Little Jerusalem Restaurant at Beit Ticho Museum, HaRav Kuk St 9, Jerusalem, Israel, +972 2-624-4186
Lunch over, it’s time for some shopping. If you want suburban indoor shopping, then visit the Jerusalem Malcha Mall. When it opened- over twenty years ago- it was named ‘The Biggest Mall in the Middle East’. It does not hold this title any more, however it is still huge, with over 250 stores. These include Israeli stores such as LaTzarchan (the same department store as on Zion Square), and the Mega supermarket, and international stores such as Zara. Aside from shops, the Mall also houses restaurants, a synagogue, post office, bank, arts and crafts workshops and an indoor skating rink (during the winter months).

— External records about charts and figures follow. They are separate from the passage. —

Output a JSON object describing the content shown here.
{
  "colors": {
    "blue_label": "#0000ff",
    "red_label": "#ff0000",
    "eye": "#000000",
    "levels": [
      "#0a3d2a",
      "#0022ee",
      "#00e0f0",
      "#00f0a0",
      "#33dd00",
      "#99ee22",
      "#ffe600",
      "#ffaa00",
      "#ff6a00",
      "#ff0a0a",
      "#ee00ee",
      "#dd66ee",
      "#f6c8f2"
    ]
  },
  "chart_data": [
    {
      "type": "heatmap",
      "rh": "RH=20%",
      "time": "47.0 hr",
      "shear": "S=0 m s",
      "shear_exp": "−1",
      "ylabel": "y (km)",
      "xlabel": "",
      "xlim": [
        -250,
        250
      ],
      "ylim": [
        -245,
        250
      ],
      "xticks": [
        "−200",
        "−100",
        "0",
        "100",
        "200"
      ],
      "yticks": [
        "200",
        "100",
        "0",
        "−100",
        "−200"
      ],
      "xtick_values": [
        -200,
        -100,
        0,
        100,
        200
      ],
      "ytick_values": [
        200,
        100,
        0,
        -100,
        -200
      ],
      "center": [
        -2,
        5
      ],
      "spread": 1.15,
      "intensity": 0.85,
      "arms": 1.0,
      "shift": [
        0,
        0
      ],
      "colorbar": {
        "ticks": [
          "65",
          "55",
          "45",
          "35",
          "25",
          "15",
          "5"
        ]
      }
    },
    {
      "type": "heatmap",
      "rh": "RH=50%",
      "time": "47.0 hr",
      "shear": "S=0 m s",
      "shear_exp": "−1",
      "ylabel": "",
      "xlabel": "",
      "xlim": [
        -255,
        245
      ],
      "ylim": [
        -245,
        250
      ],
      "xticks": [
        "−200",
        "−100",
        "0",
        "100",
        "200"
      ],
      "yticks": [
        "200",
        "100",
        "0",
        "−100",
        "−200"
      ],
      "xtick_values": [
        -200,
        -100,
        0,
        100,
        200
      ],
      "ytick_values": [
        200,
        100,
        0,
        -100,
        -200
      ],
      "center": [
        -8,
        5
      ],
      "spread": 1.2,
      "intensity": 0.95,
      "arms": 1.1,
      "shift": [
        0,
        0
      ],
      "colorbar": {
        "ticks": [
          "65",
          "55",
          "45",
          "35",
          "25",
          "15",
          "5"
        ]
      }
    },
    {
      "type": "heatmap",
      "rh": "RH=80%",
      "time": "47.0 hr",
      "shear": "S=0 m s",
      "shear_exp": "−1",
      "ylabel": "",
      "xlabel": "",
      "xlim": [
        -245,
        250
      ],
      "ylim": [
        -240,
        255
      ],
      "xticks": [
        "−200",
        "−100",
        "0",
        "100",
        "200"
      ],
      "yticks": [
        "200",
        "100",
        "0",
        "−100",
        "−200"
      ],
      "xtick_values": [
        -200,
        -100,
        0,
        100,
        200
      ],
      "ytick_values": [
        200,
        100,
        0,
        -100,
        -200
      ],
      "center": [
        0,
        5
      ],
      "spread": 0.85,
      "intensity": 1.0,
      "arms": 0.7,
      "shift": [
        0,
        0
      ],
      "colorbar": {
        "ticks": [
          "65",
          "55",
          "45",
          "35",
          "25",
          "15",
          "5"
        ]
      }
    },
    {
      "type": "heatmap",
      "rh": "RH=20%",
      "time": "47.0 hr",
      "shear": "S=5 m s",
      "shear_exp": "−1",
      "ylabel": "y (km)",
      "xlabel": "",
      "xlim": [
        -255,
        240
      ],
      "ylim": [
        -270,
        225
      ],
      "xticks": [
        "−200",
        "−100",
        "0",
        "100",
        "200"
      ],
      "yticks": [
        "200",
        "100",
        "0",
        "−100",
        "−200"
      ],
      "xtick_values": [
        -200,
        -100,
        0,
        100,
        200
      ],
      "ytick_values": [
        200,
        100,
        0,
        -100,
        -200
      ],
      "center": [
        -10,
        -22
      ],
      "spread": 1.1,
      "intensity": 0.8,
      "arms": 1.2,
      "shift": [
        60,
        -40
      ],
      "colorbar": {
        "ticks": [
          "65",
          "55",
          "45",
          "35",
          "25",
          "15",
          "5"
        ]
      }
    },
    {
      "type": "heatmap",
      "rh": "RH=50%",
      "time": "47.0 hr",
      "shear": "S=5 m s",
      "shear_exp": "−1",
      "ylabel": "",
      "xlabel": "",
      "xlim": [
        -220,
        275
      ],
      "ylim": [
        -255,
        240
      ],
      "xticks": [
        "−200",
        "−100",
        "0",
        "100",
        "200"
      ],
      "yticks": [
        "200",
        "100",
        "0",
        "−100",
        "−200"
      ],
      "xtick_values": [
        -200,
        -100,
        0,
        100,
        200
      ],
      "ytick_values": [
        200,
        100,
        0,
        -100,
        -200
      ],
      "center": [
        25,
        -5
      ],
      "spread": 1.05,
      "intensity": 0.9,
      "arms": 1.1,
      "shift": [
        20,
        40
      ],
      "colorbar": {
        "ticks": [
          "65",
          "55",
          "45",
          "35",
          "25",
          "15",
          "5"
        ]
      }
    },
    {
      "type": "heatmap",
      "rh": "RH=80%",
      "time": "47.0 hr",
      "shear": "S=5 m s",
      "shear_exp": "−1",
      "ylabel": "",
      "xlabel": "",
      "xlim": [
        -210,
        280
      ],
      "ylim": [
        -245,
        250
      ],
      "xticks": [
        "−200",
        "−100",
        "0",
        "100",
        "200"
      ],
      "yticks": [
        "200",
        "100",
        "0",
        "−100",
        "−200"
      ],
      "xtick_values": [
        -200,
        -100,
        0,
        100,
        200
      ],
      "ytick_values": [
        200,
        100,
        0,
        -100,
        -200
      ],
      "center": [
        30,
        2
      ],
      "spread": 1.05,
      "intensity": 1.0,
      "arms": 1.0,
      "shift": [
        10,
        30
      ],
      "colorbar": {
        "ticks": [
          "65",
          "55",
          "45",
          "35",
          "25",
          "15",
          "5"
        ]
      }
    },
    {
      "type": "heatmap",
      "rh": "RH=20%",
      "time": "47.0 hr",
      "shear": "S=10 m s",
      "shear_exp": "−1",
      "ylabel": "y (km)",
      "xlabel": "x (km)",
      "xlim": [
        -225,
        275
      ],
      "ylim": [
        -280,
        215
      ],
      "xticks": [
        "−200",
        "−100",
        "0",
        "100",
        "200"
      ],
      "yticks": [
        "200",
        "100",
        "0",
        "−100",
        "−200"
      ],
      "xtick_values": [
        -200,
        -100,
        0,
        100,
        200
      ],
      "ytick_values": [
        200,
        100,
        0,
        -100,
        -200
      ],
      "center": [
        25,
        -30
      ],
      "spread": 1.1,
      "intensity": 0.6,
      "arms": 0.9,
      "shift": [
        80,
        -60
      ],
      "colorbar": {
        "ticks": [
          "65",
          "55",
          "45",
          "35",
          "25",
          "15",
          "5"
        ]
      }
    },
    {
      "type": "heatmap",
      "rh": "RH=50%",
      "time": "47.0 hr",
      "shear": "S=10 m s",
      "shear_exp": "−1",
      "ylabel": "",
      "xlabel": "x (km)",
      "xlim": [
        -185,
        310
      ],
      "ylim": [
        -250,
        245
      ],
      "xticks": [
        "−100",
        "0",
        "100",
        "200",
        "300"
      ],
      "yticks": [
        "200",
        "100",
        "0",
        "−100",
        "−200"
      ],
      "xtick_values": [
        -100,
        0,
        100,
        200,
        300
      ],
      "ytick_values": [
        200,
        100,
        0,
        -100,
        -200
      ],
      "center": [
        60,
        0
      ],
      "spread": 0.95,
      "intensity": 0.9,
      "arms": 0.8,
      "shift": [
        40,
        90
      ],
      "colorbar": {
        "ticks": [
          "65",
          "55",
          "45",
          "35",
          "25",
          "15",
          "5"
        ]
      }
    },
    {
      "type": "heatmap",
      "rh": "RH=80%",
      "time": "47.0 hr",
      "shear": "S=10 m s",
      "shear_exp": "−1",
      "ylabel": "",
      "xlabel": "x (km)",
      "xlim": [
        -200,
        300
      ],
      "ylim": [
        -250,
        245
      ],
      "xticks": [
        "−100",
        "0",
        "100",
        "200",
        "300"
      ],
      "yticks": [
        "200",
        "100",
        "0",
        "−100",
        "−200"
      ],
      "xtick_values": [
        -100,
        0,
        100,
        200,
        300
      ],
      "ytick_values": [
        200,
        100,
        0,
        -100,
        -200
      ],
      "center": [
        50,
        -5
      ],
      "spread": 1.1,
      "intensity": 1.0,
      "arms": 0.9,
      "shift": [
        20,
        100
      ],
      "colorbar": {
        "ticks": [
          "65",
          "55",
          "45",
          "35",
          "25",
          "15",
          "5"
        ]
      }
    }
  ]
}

If you want a more authentic shopping experience, then visit the Old City’s Arab Shuk. Located in the Muslim and Christian quarters, you will find authentic clothing and foods and household wares, as well as souvenirs. Remember- you are in a market place, so haggle!
All this shopping and sight seeing has built up an appetite. After leaving your spoils at the hotel, head down to Majda. Majda is slightly outside of Tel Aviv, located in a small village called Ein Rafa, way up in the Judean Hills, but it is well worth the journey. The restaurant is run by Michal and Yaakov, a husband and wife team. Michal is the culinary genius in the kitchen, whilst her husband Yaakov is the magical host out front. The seasonal menu changes every day, but they will always be offering up spectacular, home cooked, enchanting meals.
Majda, Ein Rafa, Jerusalem, Israel (00 972 2 579 7108)
Finally, the day is drawing to a close. But it doesn’t end here. Now- it’s time for drinking and dancing! If you want to relax in a hip hotspot favoured by locals, then Kuli Alma is the place for you. The walls are covered in commissioned graffiti, the music is chilled out and the whole vibe is cool.
St 10 Mikve Yisrael. 03-6565155
If you fancy somewhere a little more upbeat, then go to the Parisian style bar Par Derriere. This is a little wine bar in Tel Aviv, and it is the place to see and be seen.
4 King George St. 03-6292111
For a wild party, Milk & Breakfast Club is where you need to be. The club hosts DJs from Israel and beyond to play for a the young, exciting and adventurous crowd.
6 Rothschild Blvd
That’s the end of your time in Israel. Spend the next few hours as you wish- whether that be resting in your beautiful hotel room, or dancing the night away into the early hours.
5 Quirky Things You Didn’t Know About Jerusalem
Throughout Jewish History, Jews have wanted to be buried on Mount of Olives. It is estimated that there are about 150,000 graves there, dating all the way back to the 15th Century.
King David was buried on Mount Zion
The First Temple was overseen by 3,300 men and built by 150,000 Jewish workers.
On average, 1,100 tonnes of trash are picked up and thrown away and over 8,500 km of road are swept daily.
There is a replica of Philadelphia’s Liberty Bell in a park in the tony Talbieh area of Jerusalem.